Pleasure #2: A less-sore back, and more shared fun. In graduate school — and for the first 3.5 years of my daughter’s life — I never lived more than 40 minutes from the beach, usually closer. My husband often just loaded our daughter into a bike carrier and took her down to the beach for an afternoon. But beach trips in those days did require constant vigilance. When Mariah was small I tore cartilage in my knee chasing after her at the beach, but more often I simply strained my back holding her hands as she jumped in the waves—and, after she was old enough to stand next to me, her brother’s. I know, it’s not a terrible problem to have, but during this weekend’s trip I had the intense pleasure of swimming alongside both kids, watching Nick skimboard and bodysurf without me, sitting on the beach with Mariah — and never once leaning over and “jumping” a child over the shorebreak.
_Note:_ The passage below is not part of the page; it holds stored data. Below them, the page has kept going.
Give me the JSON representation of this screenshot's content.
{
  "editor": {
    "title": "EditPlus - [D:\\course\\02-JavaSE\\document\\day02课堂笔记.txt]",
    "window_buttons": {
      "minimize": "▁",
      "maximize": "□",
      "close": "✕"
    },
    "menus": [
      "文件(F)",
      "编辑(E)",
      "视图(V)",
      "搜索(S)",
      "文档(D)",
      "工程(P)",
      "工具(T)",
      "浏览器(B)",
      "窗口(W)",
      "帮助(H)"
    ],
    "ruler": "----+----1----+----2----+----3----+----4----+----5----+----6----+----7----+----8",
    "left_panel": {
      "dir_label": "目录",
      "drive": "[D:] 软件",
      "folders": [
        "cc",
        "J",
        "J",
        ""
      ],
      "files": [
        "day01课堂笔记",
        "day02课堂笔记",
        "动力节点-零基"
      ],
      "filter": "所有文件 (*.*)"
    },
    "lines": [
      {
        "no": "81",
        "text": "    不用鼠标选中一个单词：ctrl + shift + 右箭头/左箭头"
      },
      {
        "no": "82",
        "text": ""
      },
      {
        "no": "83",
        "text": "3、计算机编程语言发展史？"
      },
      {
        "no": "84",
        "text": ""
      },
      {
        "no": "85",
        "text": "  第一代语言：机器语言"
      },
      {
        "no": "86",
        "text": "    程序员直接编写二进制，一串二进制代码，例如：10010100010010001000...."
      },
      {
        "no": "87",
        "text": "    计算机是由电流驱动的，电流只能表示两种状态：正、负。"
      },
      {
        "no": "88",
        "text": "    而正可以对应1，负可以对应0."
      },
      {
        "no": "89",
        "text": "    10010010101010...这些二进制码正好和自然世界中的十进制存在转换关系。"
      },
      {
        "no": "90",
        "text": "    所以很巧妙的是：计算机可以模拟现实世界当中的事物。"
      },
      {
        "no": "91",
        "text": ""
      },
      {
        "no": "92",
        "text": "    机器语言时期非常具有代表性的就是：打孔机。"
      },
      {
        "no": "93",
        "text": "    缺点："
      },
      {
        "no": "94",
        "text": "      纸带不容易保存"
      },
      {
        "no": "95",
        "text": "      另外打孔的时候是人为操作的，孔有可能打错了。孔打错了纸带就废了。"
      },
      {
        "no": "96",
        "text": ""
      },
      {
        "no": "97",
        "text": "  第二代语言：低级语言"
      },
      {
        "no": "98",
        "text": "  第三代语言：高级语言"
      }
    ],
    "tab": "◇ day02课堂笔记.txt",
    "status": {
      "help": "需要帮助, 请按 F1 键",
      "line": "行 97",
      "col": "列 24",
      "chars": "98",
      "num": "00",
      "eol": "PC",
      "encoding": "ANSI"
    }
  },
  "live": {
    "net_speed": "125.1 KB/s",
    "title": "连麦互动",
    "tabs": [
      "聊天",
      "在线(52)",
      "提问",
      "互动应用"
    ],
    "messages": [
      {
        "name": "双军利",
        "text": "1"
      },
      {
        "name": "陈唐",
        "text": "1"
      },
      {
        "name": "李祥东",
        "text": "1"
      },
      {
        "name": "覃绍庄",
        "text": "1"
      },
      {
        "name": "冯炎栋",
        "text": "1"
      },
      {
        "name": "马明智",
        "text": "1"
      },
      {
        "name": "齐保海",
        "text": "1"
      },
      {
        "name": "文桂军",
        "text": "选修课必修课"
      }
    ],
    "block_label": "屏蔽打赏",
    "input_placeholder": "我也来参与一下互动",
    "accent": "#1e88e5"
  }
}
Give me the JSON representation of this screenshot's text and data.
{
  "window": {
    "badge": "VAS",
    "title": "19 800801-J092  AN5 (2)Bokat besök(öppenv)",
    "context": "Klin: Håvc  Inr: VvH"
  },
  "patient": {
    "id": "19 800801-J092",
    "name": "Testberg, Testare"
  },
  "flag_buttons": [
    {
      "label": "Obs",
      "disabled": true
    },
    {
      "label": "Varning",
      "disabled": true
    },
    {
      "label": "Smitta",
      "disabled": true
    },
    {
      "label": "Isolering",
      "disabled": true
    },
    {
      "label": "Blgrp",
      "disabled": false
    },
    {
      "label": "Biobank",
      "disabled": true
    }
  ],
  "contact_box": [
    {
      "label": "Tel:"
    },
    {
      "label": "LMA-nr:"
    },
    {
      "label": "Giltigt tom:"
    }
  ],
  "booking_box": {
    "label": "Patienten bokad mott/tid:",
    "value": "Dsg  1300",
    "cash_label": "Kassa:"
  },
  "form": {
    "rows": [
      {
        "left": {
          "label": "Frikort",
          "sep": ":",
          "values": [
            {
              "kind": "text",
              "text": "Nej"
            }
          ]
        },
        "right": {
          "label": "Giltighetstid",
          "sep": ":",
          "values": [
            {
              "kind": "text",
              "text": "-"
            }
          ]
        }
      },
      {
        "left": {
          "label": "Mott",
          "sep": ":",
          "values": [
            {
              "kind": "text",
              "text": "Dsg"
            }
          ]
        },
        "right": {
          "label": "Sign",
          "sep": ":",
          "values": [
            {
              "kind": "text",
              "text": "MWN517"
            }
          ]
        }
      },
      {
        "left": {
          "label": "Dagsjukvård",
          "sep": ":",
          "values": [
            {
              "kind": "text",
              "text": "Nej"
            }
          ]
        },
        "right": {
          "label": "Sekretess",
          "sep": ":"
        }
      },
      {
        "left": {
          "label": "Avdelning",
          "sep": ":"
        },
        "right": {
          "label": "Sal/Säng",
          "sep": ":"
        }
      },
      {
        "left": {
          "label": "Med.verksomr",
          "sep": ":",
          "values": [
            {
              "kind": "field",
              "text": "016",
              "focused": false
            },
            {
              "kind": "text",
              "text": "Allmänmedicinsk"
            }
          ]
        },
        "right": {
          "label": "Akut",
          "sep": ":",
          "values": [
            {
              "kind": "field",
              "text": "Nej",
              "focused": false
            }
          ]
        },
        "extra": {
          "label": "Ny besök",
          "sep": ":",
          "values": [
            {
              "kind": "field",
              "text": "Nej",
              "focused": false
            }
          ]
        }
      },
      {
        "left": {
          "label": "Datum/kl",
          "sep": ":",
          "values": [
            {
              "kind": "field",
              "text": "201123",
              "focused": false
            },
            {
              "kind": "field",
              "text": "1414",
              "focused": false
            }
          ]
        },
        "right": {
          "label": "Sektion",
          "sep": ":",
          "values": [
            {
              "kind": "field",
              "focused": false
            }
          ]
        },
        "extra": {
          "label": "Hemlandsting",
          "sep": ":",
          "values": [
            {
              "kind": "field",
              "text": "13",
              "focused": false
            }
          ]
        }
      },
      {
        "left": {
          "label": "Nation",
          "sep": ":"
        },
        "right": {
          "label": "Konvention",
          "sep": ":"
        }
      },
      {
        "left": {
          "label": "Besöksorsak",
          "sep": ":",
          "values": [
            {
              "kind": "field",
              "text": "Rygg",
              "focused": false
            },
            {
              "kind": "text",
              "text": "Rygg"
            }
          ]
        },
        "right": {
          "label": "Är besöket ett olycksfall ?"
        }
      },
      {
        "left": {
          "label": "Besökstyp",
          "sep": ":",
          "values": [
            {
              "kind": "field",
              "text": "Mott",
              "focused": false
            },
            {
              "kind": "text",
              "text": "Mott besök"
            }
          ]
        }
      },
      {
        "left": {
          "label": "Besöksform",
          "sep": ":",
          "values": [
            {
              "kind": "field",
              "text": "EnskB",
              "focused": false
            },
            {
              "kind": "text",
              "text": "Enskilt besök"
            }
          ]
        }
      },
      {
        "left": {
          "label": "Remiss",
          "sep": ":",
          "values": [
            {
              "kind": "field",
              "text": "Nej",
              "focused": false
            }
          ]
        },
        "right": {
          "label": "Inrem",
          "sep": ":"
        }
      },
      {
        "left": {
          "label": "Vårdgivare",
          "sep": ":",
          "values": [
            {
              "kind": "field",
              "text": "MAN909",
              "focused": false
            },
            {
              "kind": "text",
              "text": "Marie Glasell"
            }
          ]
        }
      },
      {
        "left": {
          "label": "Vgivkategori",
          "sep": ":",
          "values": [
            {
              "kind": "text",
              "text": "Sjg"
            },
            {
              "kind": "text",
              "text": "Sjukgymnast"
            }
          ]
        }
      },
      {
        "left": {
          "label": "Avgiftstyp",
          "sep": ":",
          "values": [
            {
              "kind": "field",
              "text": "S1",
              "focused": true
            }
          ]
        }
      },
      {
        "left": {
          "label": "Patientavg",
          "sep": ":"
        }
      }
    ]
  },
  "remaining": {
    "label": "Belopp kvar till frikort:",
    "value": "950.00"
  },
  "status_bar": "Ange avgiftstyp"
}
It was the best of the beach.

Pleasure #3: Someone to talk to about my work. My husband is a great sounding board for ideas about my research, as are various colleagues, but it’s often my children who are best informed about the literature I’m writing about. The other day when my daughter picked me up from work (see above re: chauffeurs), I was feeling stuck with the article I’m currently working on. As she drove me home I outlined the three possibilities I’d come up with. She asked a few sharp questions, and as we talked I realized which one I was most interested in developing further. Even when the benefits aren’t that immediate or that tangible, though, they’re there: my son routinely recommends books for me to read that make it onto my syllabi and other reading lists, for example. Far from detracting from my research, then, my children increasingly enable it.

Of course I’m lucky that I’ve been able to reshape my career to reflect our shared interests, and even luckier that my kids are still willing to share them. It won’t last forever, but this is one stage I’ll be sorry to wave goodbye to.